Many times, the data we want to analyze is stored in multiple tables. In this case, we need to join the tables together. In this case the two or more tables share a common column. For example, we have a table containing student information and another table containing student grades. Joining the two tables together will give us a table containing both student information and student grades.

There are six types of joins in total: inner join, left join, right join, full join, semi join, and anti join. Here we will only talk about left join and inner join since they are the most commonly used ones.

Left join

A left join will keep all the rows in the left table and join the rows in the right table that match the key. As shown in the figure below.

left-join

To show how to do a left join in R, let's first define the two table we are going to join:

# Data
df_stu <- data.frame(
  ID = c(1, 2, 3, 4),
  Name = c("Alice", "Bob", "Charlie", "David")
)

df_score <- data.frame(
  ID = c(3, 4, 5, 6),
  Score = c(85, 90, 80, 88)
)

Then we can use left_join function to join the two tables together:

df_stu %>% 
  left_join(df_score, by = "ID")

Inner join

Compared to left join, an inner join will only keep the rows that match the key in both tables. As shown in the figure below.

inner-join

To do an inner join in R, we can use inner_join function:

df_stu %>% 
  inner_join(df_score, by = "ID")

As we can see, the result of inner join is different from the result of left join.

Handling missing value

Missing value is a common problem in data analysis. In R, missing value is represented by NA. In this section, we will talk about how to handle missing value in R.

Remove rows with NA

The first idea is to just remove the rows with missing value. In R, we can use drop_na function in tidyr package to remove rows with missing value.

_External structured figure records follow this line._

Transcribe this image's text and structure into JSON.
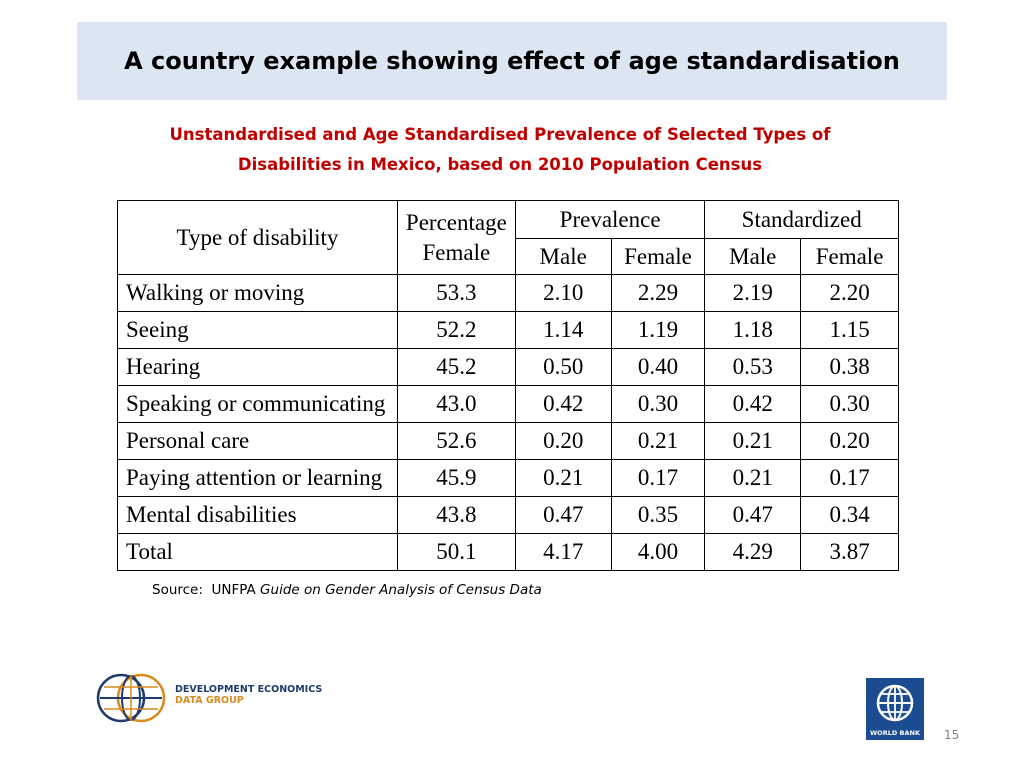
{
  "slide": {
    "title": "A country example showing effect of age standardisation",
    "subtitle_line1": "Unstandardised and Age Standardised Prevalence of Selected Types of",
    "subtitle_line2": "Disabilities in Mexico, based on 2010 Population Census",
    "page_number": "15"
  },
  "table": {
    "header": {
      "type": "Type of disability",
      "pct_female_line1": "Percentage",
      "pct_female_line2": "Female",
      "prevalence": "Prevalence",
      "standardized": "Standardized",
      "male": "Male",
      "female": "Female"
    },
    "rows": [
      {
        "type": "Walking or moving",
        "pct_female": "53.3",
        "prev_male": "2.10",
        "prev_female": "2.29",
        "std_male": "2.19",
        "std_female": "2.20"
      },
      {
        "type": "Seeing",
        "pct_female": "52.2",
        "prev_male": "1.14",
        "prev_female": "1.19",
        "std_male": "1.18",
        "std_female": "1.15"
      },
      {
        "type": "Hearing",
        "pct_female": "45.2",
        "prev_male": "0.50",
        "prev_female": "0.40",
        "std_male": "0.53",
        "std_female": "0.38"
      },
      {
        "type": "Speaking or communicating",
        "pct_female": "43.0",
        "prev_male": "0.42",
        "prev_female": "0.30",
        "std_male": "0.42",
        "std_female": "0.30"
      },
      {
        "type": "Personal care",
        "pct_female": "52.6",
        "prev_male": "0.20",
        "prev_female": "0.21",
        "std_male": "0.21",
        "std_female": "0.20"
      },
      {
        "type": "Paying attention or learning",
        "pct_female": "45.9",
        "prev_male": "0.21",
        "prev_female": "0.17",
        "std_male": "0.21",
        "std_female": "0.17"
      },
      {
        "type": "Mental disabilities",
        "pct_female": "43.8",
        "prev_male": "0.47",
        "prev_female": "0.35",
        "std_male": "0.47",
        "std_female": "0.34"
      },
      {
        "type": "Total",
        "pct_female": "50.1",
        "prev_male": "4.17",
        "prev_female": "4.00",
        "std_male": "4.29",
        "std_female": "3.87"
      }
    ]
  },
  "source": {
    "prefix": "Source:  UNFPA ",
    "title": "Guide on Gender Analysis of Census Data"
  },
  "logos": {
    "deg_line1": "DEVELOPMENT ECONOMICS",
    "deg_line2": "DATA GROUP",
    "world_bank": "WORLD BANK"
  },
  "colors": {
    "title_bar_bg": "#dce6f2",
    "subtitle": "#c00000",
    "world_bank_blue": "#1b4b91",
    "deg_navy": "#1f3b6e",
    "deg_orange": "#d98a1f"
  }
}
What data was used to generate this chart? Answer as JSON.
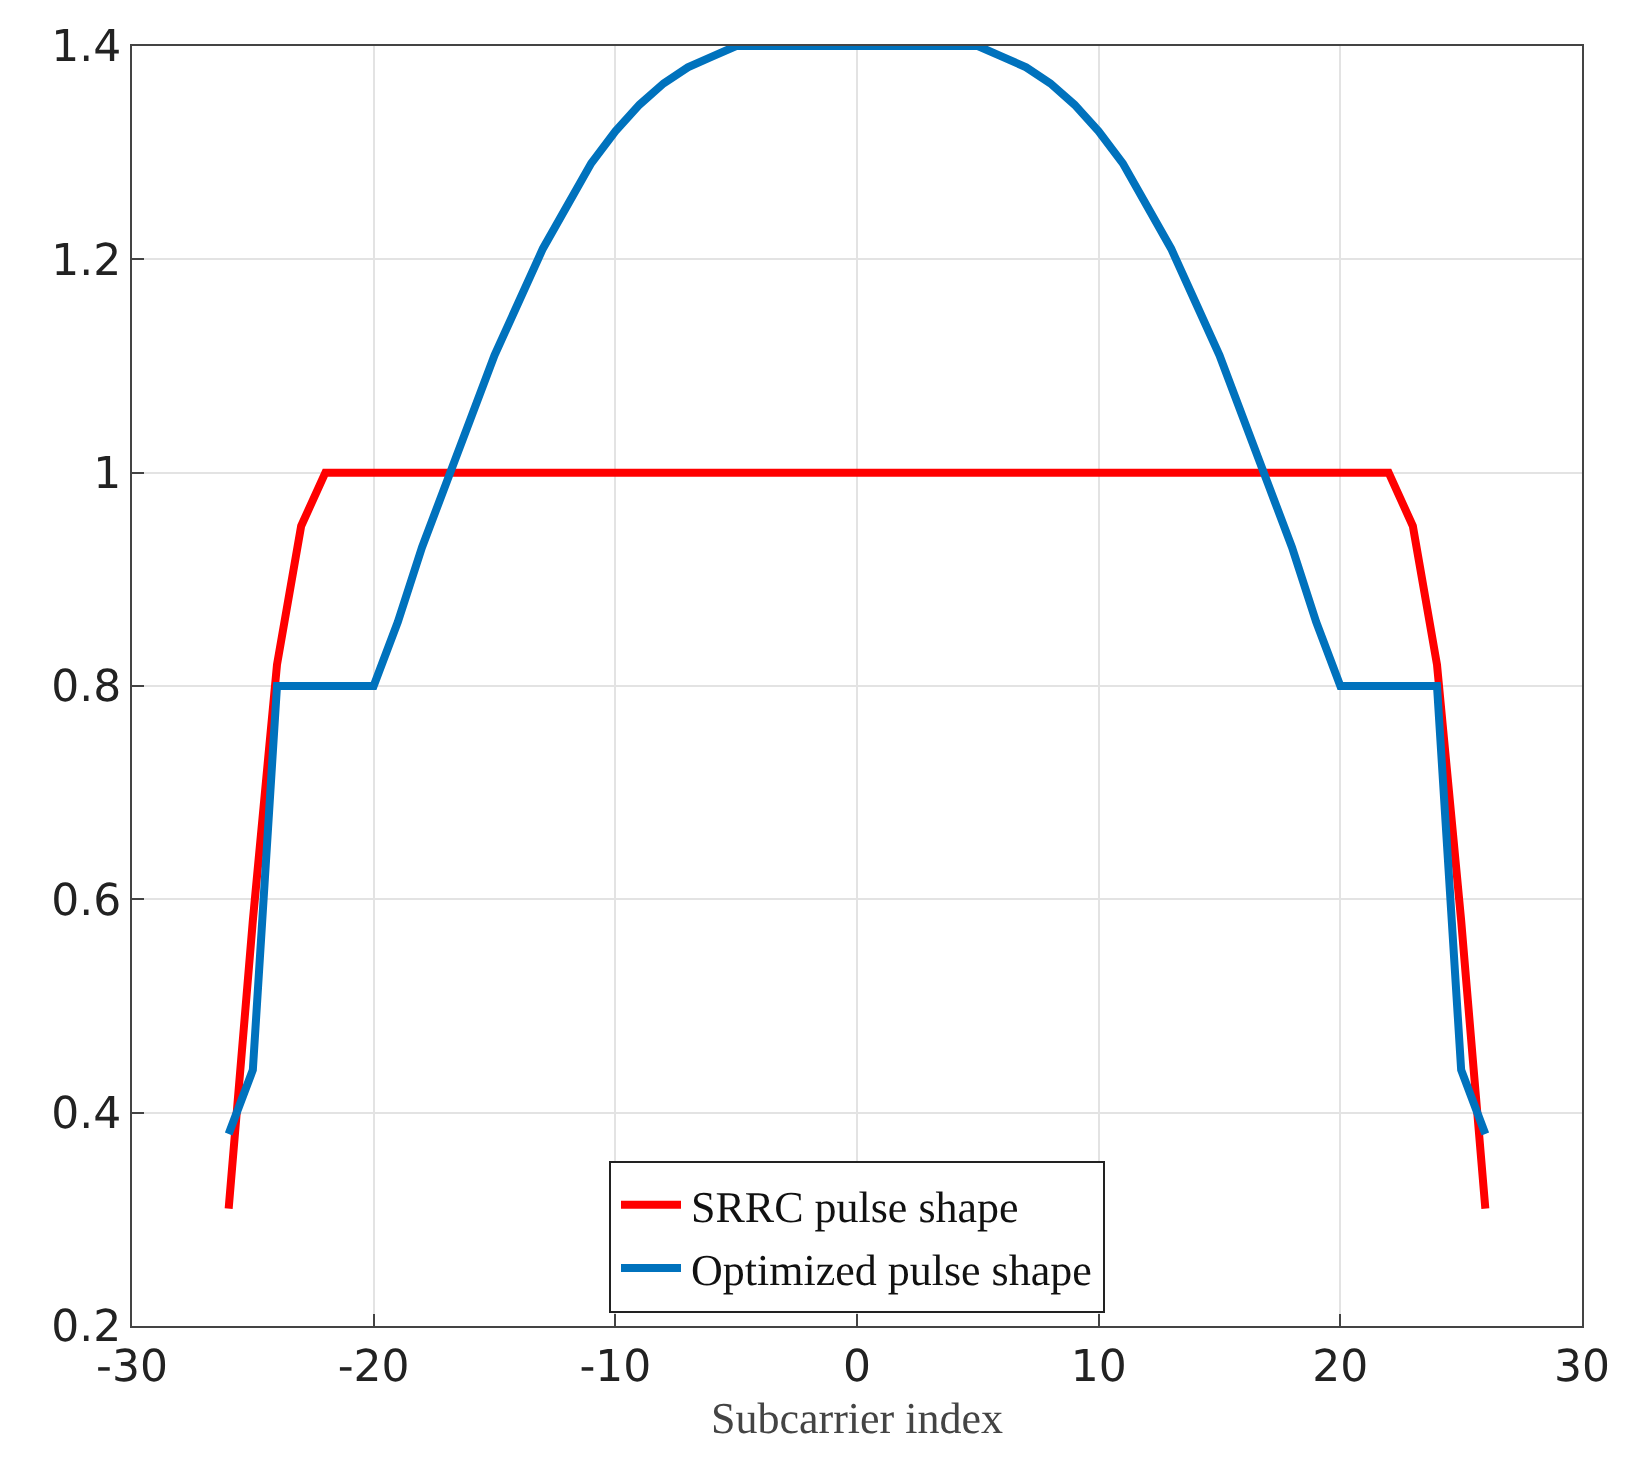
{
  "chart_data": {
    "type": "line",
    "xlabel": "Subcarrier index",
    "series": [
      {
        "name": "SRRC pulse shape",
        "color": "#ff0000",
        "x": [
          -26,
          -25,
          -24,
          -23,
          -22,
          22,
          23,
          24,
          25,
          26
        ],
        "values": [
          0.31,
          0.58,
          0.82,
          0.95,
          1.0,
          1.0,
          0.95,
          0.82,
          0.58,
          0.31
        ]
      },
      {
        "name": "Optimized pulse shape",
        "color": "#0072bd",
        "x": [
          -26,
          -25,
          -24,
          -20,
          -19,
          -18,
          -17,
          -16,
          -15,
          -14,
          -13,
          -12,
          -11,
          -10,
          -9,
          -8,
          -7,
          -6,
          -5,
          -4,
          0,
          4,
          5,
          6,
          7,
          8,
          9,
          10,
          11,
          12,
          13,
          14,
          15,
          16,
          17,
          18,
          19,
          20,
          24,
          25,
          26
        ],
        "values": [
          0.38,
          0.44,
          0.8,
          0.8,
          0.86,
          0.93,
          0.99,
          1.05,
          1.11,
          1.16,
          1.21,
          1.25,
          1.29,
          1.32,
          1.345,
          1.365,
          1.38,
          1.39,
          1.4,
          1.4,
          1.4,
          1.4,
          1.4,
          1.39,
          1.38,
          1.365,
          1.345,
          1.32,
          1.29,
          1.25,
          1.21,
          1.16,
          1.11,
          1.05,
          0.99,
          0.93,
          0.86,
          0.8,
          0.8,
          0.44,
          0.38
        ]
      }
    ],
    "xlim": [
      -30,
      30
    ],
    "xticks": [
      -30,
      -20,
      -10,
      0,
      10,
      20,
      30
    ],
    "ylim": [
      0.2,
      1.4
    ],
    "yticks": [
      0.2,
      0.4,
      0.6,
      0.8,
      1,
      1.2,
      1.4
    ],
    "grid": true,
    "legend": "bottom",
    "marker": "none",
    "line_style": "solid"
  }
}
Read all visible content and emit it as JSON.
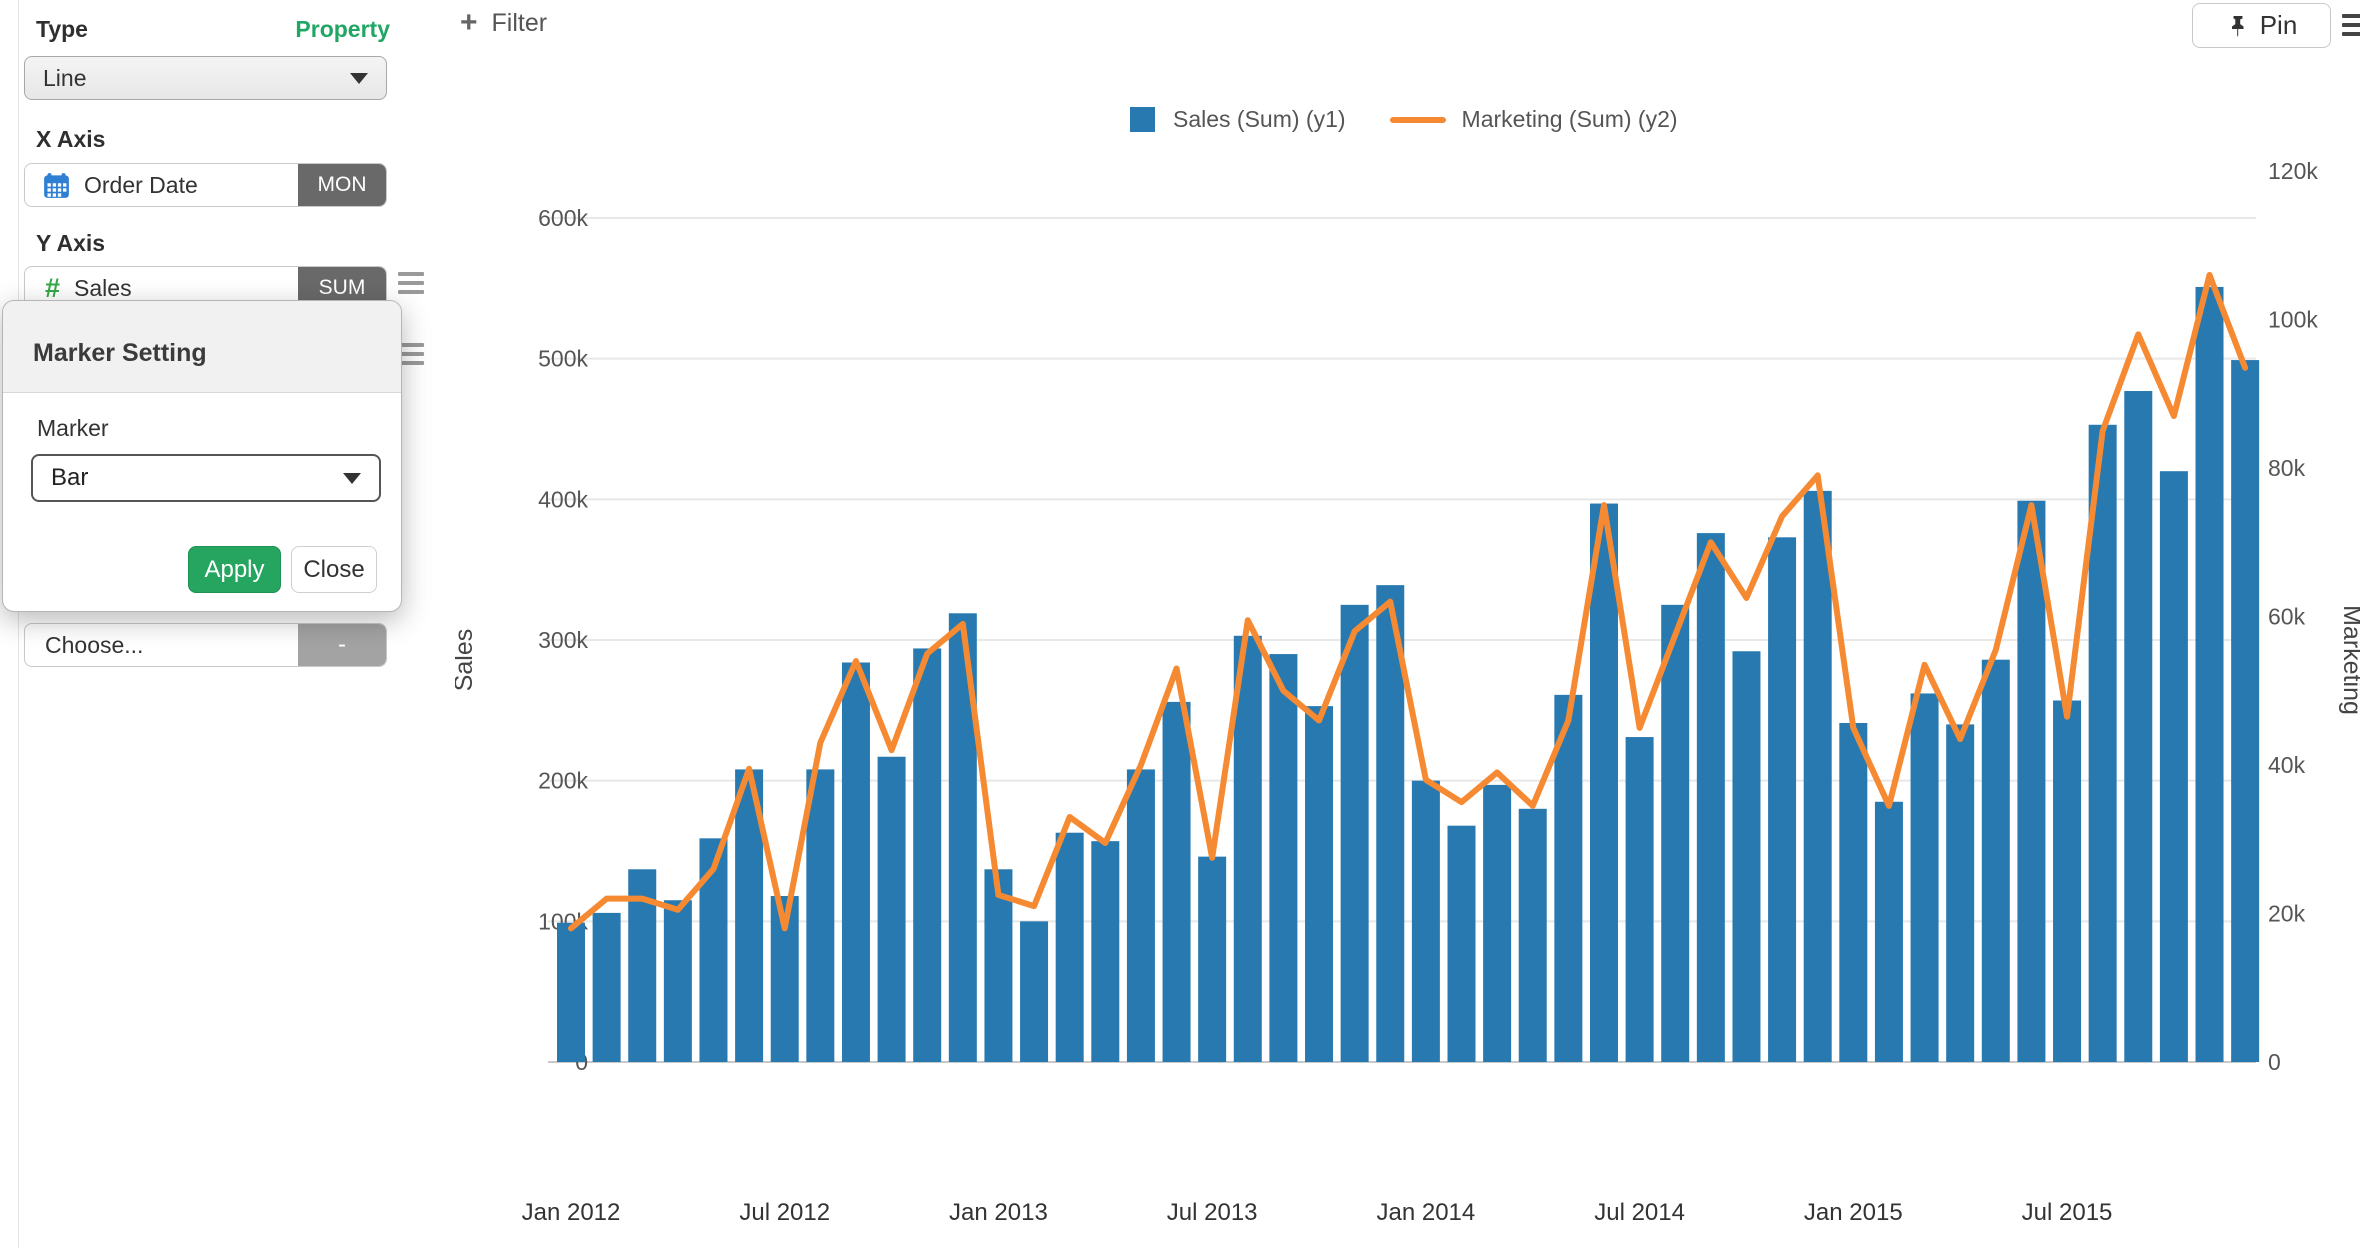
{
  "sidebar": {
    "type_label": "Type",
    "property_link": "Property",
    "type_value": "Line",
    "x_axis_label": "X Axis",
    "x_field": {
      "name": "Order Date",
      "badge": "MON",
      "icon": "calendar-icon"
    },
    "y_axis_label": "Y Axis",
    "y_field": {
      "name": "Sales",
      "badge": "SUM",
      "icon": "number-icon"
    },
    "extra_field": {
      "name": "Choose...",
      "badge": "-"
    }
  },
  "popup": {
    "title": "Marker Setting",
    "marker_label": "Marker",
    "marker_value": "Bar",
    "apply_label": "Apply",
    "close_label": "Close"
  },
  "topbar": {
    "filter_label": "Filter",
    "pin_label": "Pin"
  },
  "chart_data": {
    "type": "combo",
    "categories": [
      "Jan 2012",
      "Feb 2012",
      "Mar 2012",
      "Apr 2012",
      "May 2012",
      "Jun 2012",
      "Jul 2012",
      "Aug 2012",
      "Sep 2012",
      "Oct 2012",
      "Nov 2012",
      "Dec 2012",
      "Jan 2013",
      "Feb 2013",
      "Mar 2013",
      "Apr 2013",
      "May 2013",
      "Jun 2013",
      "Jul 2013",
      "Aug 2013",
      "Sep 2013",
      "Oct 2013",
      "Nov 2013",
      "Dec 2013",
      "Jan 2014",
      "Feb 2014",
      "Mar 2014",
      "Apr 2014",
      "May 2014",
      "Jun 2014",
      "Jul 2014",
      "Aug 2014",
      "Sep 2014",
      "Oct 2014",
      "Nov 2014",
      "Dec 2014",
      "Jan 2015",
      "Feb 2015",
      "Mar 2015",
      "Apr 2015",
      "May 2015",
      "Jun 2015",
      "Jul 2015",
      "Aug 2015",
      "Sep 2015",
      "Oct 2015",
      "Nov 2015",
      "Dec 2015"
    ],
    "series": [
      {
        "name": "Sales (Sum) (y1)",
        "type": "bar",
        "axis": "y1",
        "color": "#2879b0",
        "values": [
          99000,
          106000,
          137000,
          115000,
          159000,
          208000,
          118000,
          208000,
          284000,
          217000,
          294000,
          319000,
          137000,
          100000,
          163000,
          157000,
          208000,
          256000,
          146000,
          303000,
          290000,
          253000,
          325000,
          339000,
          200000,
          168000,
          197000,
          180000,
          261000,
          397000,
          231000,
          325000,
          376000,
          292000,
          373000,
          406000,
          241000,
          185000,
          262000,
          240000,
          286000,
          399000,
          257000,
          453000,
          477000,
          420000,
          551000,
          499000
        ]
      },
      {
        "name": "Marketing (Sum) (y2)",
        "type": "line",
        "axis": "y2",
        "color": "#f68a32",
        "values": [
          18000,
          22000,
          22000,
          20500,
          26000,
          39500,
          18000,
          43000,
          54000,
          42000,
          55000,
          59000,
          22500,
          21000,
          33000,
          29500,
          40000,
          53000,
          27500,
          59500,
          50000,
          46000,
          58000,
          62000,
          38000,
          35000,
          39000,
          34500,
          46000,
          75000,
          45000,
          57500,
          70000,
          62500,
          73500,
          79000,
          45000,
          34500,
          53500,
          43500,
          55500,
          75000,
          46500,
          85000,
          98000,
          87000,
          106000,
          93500
        ]
      }
    ],
    "y1": {
      "label": "Sales",
      "max": 600000,
      "tick_values": [
        0,
        100000,
        200000,
        300000,
        400000,
        500000,
        600000
      ],
      "tick_labels": [
        "0",
        "100k",
        "200k",
        "300k",
        "400k",
        "500k",
        "600k"
      ]
    },
    "y2": {
      "label": "Marketing",
      "max": 120000,
      "tick_values": [
        0,
        20000,
        40000,
        60000,
        80000,
        100000,
        120000
      ],
      "tick_labels": [
        "0",
        "20k",
        "40k",
        "60k",
        "80k",
        "100k",
        "120k"
      ]
    },
    "x_ticks": [
      {
        "index": 0,
        "label": "Jan 2012"
      },
      {
        "index": 6,
        "label": "Jul 2012"
      },
      {
        "index": 12,
        "label": "Jan 2013"
      },
      {
        "index": 18,
        "label": "Jul 2013"
      },
      {
        "index": 24,
        "label": "Jan 2014"
      },
      {
        "index": 30,
        "label": "Jul 2014"
      },
      {
        "index": 36,
        "label": "Jan 2015"
      },
      {
        "index": 42,
        "label": "Jul 2015"
      }
    ],
    "grid": true,
    "legend_position": "top"
  }
}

We first define a dataframe with missing value:

# Data
df_missing <- data.frame(
  ID = 1:6,
  Value = c(10, NA, 15, NA, 20, 25)
)

Then we can use drop_na function to remove rows with missing value:

df_missing %>% 
  drop_na()

Filling with last value

Another way to deal with missing value is to fill it with the last value. For example in the table shown below.

Question Category Answer
Favorite movie horror Silent Hill
comedy American Pie
Favorite song pop Blank Space
rock Bohemian Rhapsody

In this example the first column has missing value. We can fill the missing value with the last value above it. The result will look like this:

Question Category Answer
Favorite movie horror Silent Hill
Favorite movie comedy American Pie
Favorite song pop Blank Space
Favorite song rock Bohemian Rhapsody

To perform it in R, we can use fill function in tidyr package. We continue to use the dataframe we defined in the previous section:

df_missing %>%
    fill(Value, .direction = "down")

Replace NA with arbitrary value

Another way to deal with missing value is to replace it with an arbitrary value. For example, we can replace the missing value with 0. The replace_na function in tidyr package can help us to do that.

df_missing %>% 
  replace_na(list(Value = 0))

Put it all together

Now let's put everything we learned together to build a data wrangling pipeline. Here is an example code. Can you tell what each line of coding is doing?

P.S. We are using the cereal dataset in this example.

df %>%
    filter(!mfr %in% c('N', 'Q')) %>%
    group_by(shelf) %>%
    summarise(Avg_carb = mean(carbo), Num = n()) %>%
    arrange(desc(Avg_carb)) %>%
    mutate(Total_carb = Avg_carb * Num) %>%
    rename(ShelfNo = shelf)

Cheat Sheet Resources

  • Tidyr cheatsheet: Link
  • Dplyr cheatsheet: Link

Some comments in the end

The syntax of tidyverse packages are verbose but intuitive. Sometimes when you are dealing with very large datasets and want faster speed, datatable will be a good choice.